The timing matters because GSK is asking shareholders to price two things at once: steady capital returns and a growth plan built around specialty medicines. The company declared a 17 pence first-quarter dividend, said it still expects 70 pence for 2026, and reaffirmed guidance for 2026 turnover growth of 3% to 5% and core earnings-per-share growth of 7% to 9%; Chief Executive Luke Miels said GSK had “made a strong start” and was focused on “accelerating R&D.” GSK
There is another return of capital running in the background. A U.S. filing showed GSK began the fifth and final tranche of its £2 billion share buyback on May 11, with up to about £180 million of purchases due to run through June 26; the filing said GSK had already bought back 114.4 million ordinary shares for about £1.82 billion.
The shares were down 0.48% at 1,877 pence at 3:21 p.m. London time, Google Finance data showed. The stock’s dividend yield was listed at 3.57%, with the ex-dividend date shown as May 14.
The larger swing factor is still bepirovirsen, GSK’s experimental chronic hepatitis B treatment. GSK said this week it had signed an exclusive collaboration with Sino Biopharmaceutical’s Chia Tai Tianqing Pharmaceutical unit in mainland China, where the drug is under priority regulatory review and where chronic hepatitis B affects about 75 million people.
Under that deal, CTTQ will handle importation, distribution, hospital access and promotional work in China.
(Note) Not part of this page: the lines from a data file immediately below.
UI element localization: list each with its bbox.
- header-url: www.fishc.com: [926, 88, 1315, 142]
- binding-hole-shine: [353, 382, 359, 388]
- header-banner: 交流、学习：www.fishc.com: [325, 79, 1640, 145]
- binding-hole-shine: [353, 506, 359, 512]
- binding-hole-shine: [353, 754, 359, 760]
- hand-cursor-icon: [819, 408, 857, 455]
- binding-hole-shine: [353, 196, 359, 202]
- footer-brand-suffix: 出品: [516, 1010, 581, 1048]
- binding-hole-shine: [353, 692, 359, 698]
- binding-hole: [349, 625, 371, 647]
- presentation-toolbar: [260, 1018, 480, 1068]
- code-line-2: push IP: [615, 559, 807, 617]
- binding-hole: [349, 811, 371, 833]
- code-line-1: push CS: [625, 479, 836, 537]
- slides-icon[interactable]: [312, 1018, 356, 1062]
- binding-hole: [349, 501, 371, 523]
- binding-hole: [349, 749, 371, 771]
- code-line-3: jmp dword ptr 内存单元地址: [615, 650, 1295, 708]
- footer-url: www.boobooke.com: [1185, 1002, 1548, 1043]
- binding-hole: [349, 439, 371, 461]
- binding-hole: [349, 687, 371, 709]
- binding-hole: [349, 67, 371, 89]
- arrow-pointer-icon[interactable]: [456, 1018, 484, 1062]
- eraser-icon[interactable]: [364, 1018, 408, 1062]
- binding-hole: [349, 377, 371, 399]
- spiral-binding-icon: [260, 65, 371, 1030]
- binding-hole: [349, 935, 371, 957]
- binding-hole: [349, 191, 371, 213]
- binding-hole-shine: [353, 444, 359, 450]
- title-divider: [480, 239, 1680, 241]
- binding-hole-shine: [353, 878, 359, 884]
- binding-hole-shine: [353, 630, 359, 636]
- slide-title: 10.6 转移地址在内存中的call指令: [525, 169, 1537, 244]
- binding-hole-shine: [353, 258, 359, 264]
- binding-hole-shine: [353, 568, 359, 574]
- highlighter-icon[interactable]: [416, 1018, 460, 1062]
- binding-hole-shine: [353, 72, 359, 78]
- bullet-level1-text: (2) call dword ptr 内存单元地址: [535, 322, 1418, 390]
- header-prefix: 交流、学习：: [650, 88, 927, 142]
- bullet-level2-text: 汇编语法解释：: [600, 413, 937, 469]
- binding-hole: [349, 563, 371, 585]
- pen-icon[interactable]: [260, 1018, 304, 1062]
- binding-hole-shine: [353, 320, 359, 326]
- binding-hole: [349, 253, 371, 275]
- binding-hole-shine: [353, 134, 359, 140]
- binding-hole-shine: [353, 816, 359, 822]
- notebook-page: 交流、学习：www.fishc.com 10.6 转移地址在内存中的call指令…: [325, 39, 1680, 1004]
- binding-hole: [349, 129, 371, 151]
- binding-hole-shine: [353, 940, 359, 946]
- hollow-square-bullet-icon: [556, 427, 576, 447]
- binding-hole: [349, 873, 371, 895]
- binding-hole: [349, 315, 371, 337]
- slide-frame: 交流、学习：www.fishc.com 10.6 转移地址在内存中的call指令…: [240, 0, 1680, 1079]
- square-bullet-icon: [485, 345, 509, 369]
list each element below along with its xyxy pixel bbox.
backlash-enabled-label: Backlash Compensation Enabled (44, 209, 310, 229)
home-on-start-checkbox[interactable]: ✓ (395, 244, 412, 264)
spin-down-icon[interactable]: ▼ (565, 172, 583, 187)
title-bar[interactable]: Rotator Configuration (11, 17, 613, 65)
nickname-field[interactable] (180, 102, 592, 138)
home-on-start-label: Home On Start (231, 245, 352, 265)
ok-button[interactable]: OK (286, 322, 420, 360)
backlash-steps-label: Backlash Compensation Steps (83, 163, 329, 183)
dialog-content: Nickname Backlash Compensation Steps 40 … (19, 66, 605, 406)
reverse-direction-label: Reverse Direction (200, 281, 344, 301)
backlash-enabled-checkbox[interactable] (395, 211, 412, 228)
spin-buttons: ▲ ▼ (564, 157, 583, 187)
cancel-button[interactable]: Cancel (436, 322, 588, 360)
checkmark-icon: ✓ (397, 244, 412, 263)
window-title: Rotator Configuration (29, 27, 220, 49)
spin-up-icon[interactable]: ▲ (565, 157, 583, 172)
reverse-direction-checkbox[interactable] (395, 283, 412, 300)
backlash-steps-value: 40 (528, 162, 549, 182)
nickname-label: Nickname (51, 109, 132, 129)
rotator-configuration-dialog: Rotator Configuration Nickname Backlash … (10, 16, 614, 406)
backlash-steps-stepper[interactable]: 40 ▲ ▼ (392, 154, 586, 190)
GSK stays the marketing authorisation holder and will book sales of bepirovirsen supplied to CTTQ. Mike Crichton, GSK’s president international, said the aim was to “reach more patients” and address one of China’s “pressing healthcare priorities.”
The China push comes as large drugmakers step up partnerships with Chinese groups. Jiangsu Hengrui Pharmaceuticals said on May 12 it struck collaboration and licensing deals with Bristol Myers Squibb that include potential milestone payments of up to $15.2 billion; Reuters said Hengrui has also struck previous licensing deals with Merck and GSK.
But the risk is plain. Bepirovirsen is not approved anywhere in the world, and priority review is not approval. GSK said the U.S. Food and Drug Administration has set Oct. 26, 2026 as the PDUFA goal date — the FDA’s target date for a review decision — for the drug’s application in adults with chronic hepatitis B.
A rejection, narrower label or slow launch would leave more pressure on GSK’s existing businesses and buyback support. That matters because the dividend story is already visible; the pipeline story still has to land.
For now, Thursday’s ex-dividend date gives income investors a clean marker. The harder test comes later: whether GSK can turn bepirovirsen and its broader specialty-medicines pipeline into the growth needed to justify its 2031 sales target of more than £40 billion.